Cochran v. Shull

Wood, J.,

(after stating the facts). In Barr C. & P. Co. v. Brooks-Ozan Merc. Co., 82 Ark. 219, we held that parol evidence was admissible to prove that a written contract was executed upon condition that it was not to be a completed contract until certain precedent conditions had been fulfilled. And in American Sales Book Co. v. Whitaker, 100 Ark. 360-365, we said; “Parol evidence is admissible to show that a written instrument was not signed or delivered as a concluded contract, but was only signed and delivered to be held pending the happening of a contingency or the performance of some condition, and that subsequently such contingency did not happen, or such condition was not performed, and therefore that the written instrument did not become effective as a completed contract.” See, also, Graham v. Remmel, 76 Ark. 140.

The appellee showed here that the order and note were not to be sent to the company for a day or two, until he had an opportunity to look over copies of the same and determine whether they were satisfactory, and if not satisfactory, that he might countermand the order.

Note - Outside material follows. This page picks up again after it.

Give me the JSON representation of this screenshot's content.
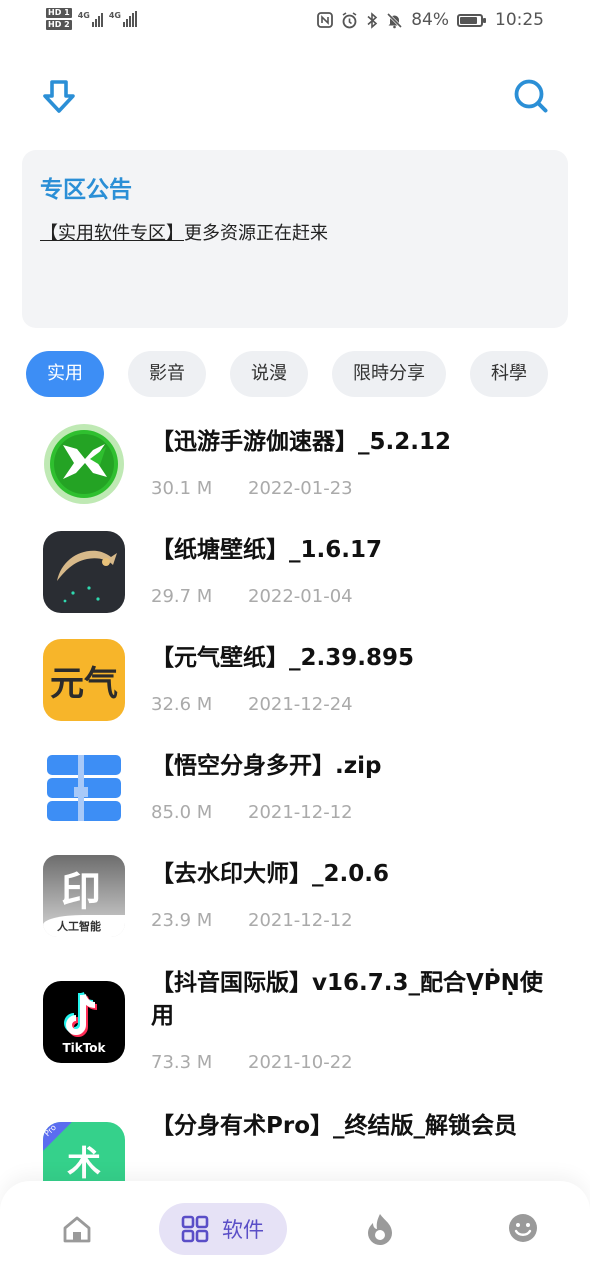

The company’s agent who took the order and note violated this agreement by immediately sending in the order and note. This was a fraud upon the appellee.

“Evidence of illegality or fraud in the origin or transfer of commercial paper throws on the holder the burden of proving his good faith.” 2 Randolph on Commercial Paper, § 1026. See, also, Daniel on Negotiable Instruments, § 815.

The presumption which the law merchant raises in favor of the holder, in due course, of commercial paper was overcome by the proof on -the part of the appellee, and shifted the burden to the appellant to show that he was the holder for value. Ark. Natl. Bank v. Martin, 110 Ark. 578-587.

The judgment is therefore correct, and it is affirmed.